These are romantically expressive performances, richly voiced, and warmly conveyed. Both Tasmin Little and Martin Roscoe sound utterly committed performers in this repertoire with Little’s stirring, vibrato-laden playing bringing a particularly passionate weight to the two sonatas. The Fauré emerges with real intensity in this reading though the opening movement’s caesurae seem very slightly overdone. It’s certainly an expansive conception of the opening Allegro
, and those who know the recordings of Thibaud (with Cortot) or Grumiaux may well find it lacks sufficient momentum to convey its youthful buoyancy. Nevertheless, the slow movement is richly argued but unindulged, with precise pizzicati and clean passagework, and the finale is taken at a convincing Allegro quasi presto
. The generous recorded acoustic suits the expansive warmth of the performance.
Lekeu’s Sonata makes a fine disc-mate and is a work that has seldom lacked insightful performers. Once again powerful intensity is the approach, perhaps with more justification than in the companion sonata. Roscoe’s stalking piano figures in the vif et passionné
central panel of the opening movement are particularly striking, and so are the carefully graded dynamics that allow both musicians to transition from one section to another. The slow movement is lovingly phrased, ardently eloquent with much colour and poignant depth of feeling. Little certainly doesn’t hold back - though other pairings have brought rather more reserve to bear, which can serve to heighten the contrasts in the sonata. She and Roscoe are not as driving in the finale as is the case in that classic early 1980s recording for French EMI by Augustin Dumay and Jean-Philippe Collard, though the British duo are weightier.
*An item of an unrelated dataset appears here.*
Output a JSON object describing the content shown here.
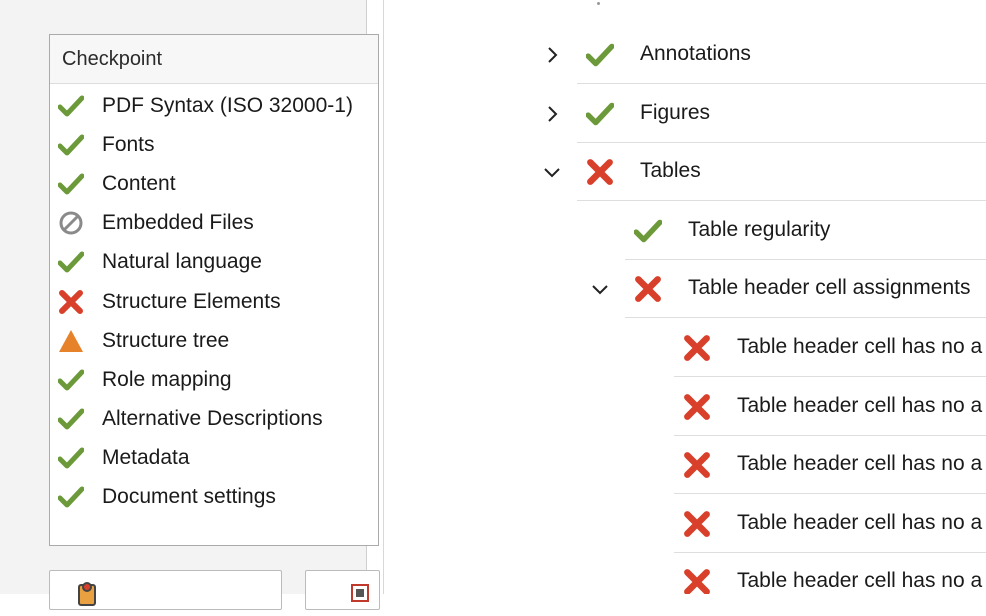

One appreciates with Little and Roscoe, however, that no attempt is made to highlight the violin at the expense of the piano. In fact at a few points the piano almost overparts the fiddle. Of more recent recordings Ibragimova and Tiberghien are much more reticent than Little and Roscoe. Older masters include Henri Koch, who recorded it twice, Grumiaux – his remake is to be preferred to the more sprawling first attempt – and the pre-war Menuhin 78.
The final piece is Ravel’s 1897 Sonata Movement, which was only published and, it’s believed, first performed in 1975. This modal piece draws a much less overtly expressive response from the duo, as is only proper given the stylistic disparities between the works. This allows the constant fluctuations of tempo and mood to flow the more effectively.
Roger Nichols writes the customarily authoritative booklet notes.
There’s no indication that this is the first volume in a series of French, or Franco-Belgian sonatas from this duo, in the same way that they are recording a series of British sonatas for Chandos. However, I do hope they can be encouraged to record Saint-Saëns and to take on Fauré
’s second sonata, so often and so unfairly overlooked.